Consider $S = \{|u|\mid u\in L\}$, and $d = \text{gcd}(S)$. There exists a finite subset $S'=\{x_1, x_2, …, x_n\}$ of $S$ such that $d=\text{gcd}(S')$. Without loss of generality, suppose $0<x_1<x_2<…<x_n$ (if $0$ is in $S'$, we can just remove it). Note that for all $i\in\{1, …, n\}$, $a^{x_i}\in L$.

Using Bézout's identity, there exist $a_1, a_2, …, a_n\in\mathbb{Z}$ such that $\sum\limits_{i=1}^na_ix_i = d$.

For convenience, I will suppose that $d = 1$ for the remainder of the proof, but it is similar to the general case.

Let $i_0\in \{1, …, n\}$ such that $a_{i_0} = \min\{a_i\mid i\in \{1, …, n\}\}$, and let $x = x_1|a_{i_0}|\times \sum\limits_{i=1}^n x_i$.

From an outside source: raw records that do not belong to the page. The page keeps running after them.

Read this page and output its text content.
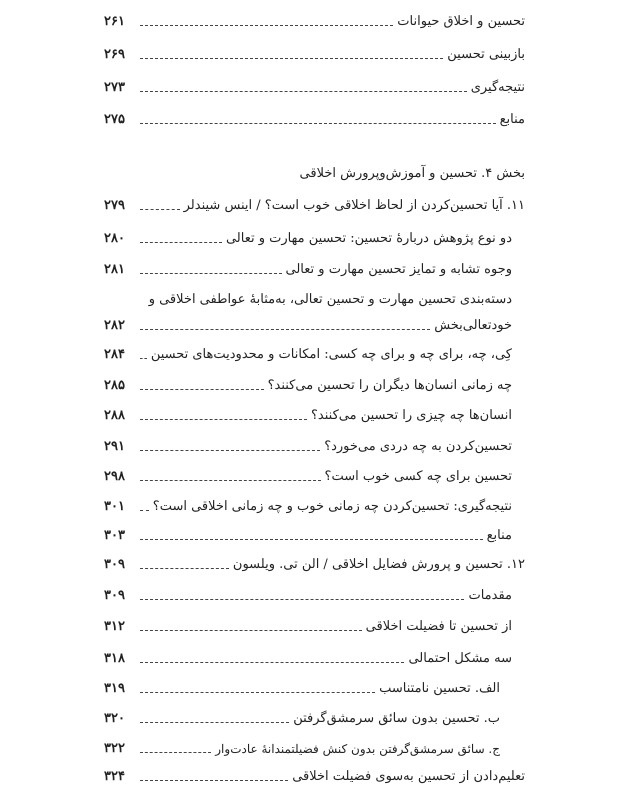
تحسین و اخلاق حیوانات
۲۶۱
بازبینی تحسین
۲۶۹
نتیجه‌گیری
۲۷۳
منابع
۲۷۵
بخش ۴. تحسین و آموزش‌وپرورش اخلاقی
۱۱. آیا تحسین‌کردن از لحاظ اخلاقی خوب است؟ / اینس شیندلر
۲۷۹
دو نوع پژوهش دربارهٔ تحسین: تحسین مهارت و تعالی
۲۸۰
وجوه تشابه و تمایز تحسین مهارت و تعالی
۲۸۱
دسته‌بندی تحسین مهارت و تحسین تعالی، به‌مثابهٔ عواطفی اخلاقی و
خودتعالی‌بخش
۲۸۲
کِی، چه، برای چه و برای چه کسی: امکانات و محدودیت‌های تحسین
۲۸۴
چه زمانی انسان‌ها دیگران را تحسین می‌کنند؟
۲۸۵
انسان‌ها چه چیزی را تحسین می‌کنند؟
۲۸۸
تحسین‌کردن به چه دردی می‌خورد؟
۲۹۱
تحسین برای چه کسی خوب است؟
۲۹۸
نتیجه‌گیری: تحسین‌کردن چه زمانی خوب و چه زمانی اخلاقی است؟
۳۰۱
منابع
۳۰۳
۱۲. تحسین و پرورش فضایل اخلاقی / الن تی. ویلسون
۳۰۹
مقدمات
۳۰۹
از تحسین تا فضیلت اخلاقی
۳۱۲
سه مشکل احتمالی
۳۱۸
الف. تحسین نامتناسب
۳۱۹
ب. تحسین بدون سائق سرمشق‌گرفتن
۳۲۰
ج. سائق سرمشق‌گرفتن بدون کنش فضیلتمندانهٔ عادت‌وار
۳۲۲
تعلیم‌دادن از تحسین به‌سوی فضیلت اخلاقی
۳۲۴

Then $x$, $x + \sum\limits_{i=1}^na_ix_i$, $x + 2\sum\limits_{i=1}^na_ix_i$, …, $x + x_1\sum\limits_{i=1}^na_ix_i$ are consecutive numbers (since $\sum\limits_{i=1}^na_ix_i = 1$), expressed as linear combination with non-negative coefficients of the $\{x_i\}$. That means that $a^x$, $a^{x+1}$, $a^{x+2}$, …, $a^{x+x_1}$ are words of $L^*$. Since $a^{x_1}\in L$, that also means that $\{a^{kx_1}\mid k\in \mathbb{N}\}\subseteq L^*$. We finally conclude that $\{a^y\mid y \geqslant x\}\subseteq L^*$. That means that $L^*\cup\{a^y\mid y<x\} = \Sigma^*$. Since $\{a^y\mid y < x\}$ is finite, we conclude that $L^*$ is regular.

In the general case, you can also find an integer $x$ such that $L^*\cup \{a^y\mid y< x\} = (\Sigma^d)^*$. I will let you write the proof by yourself.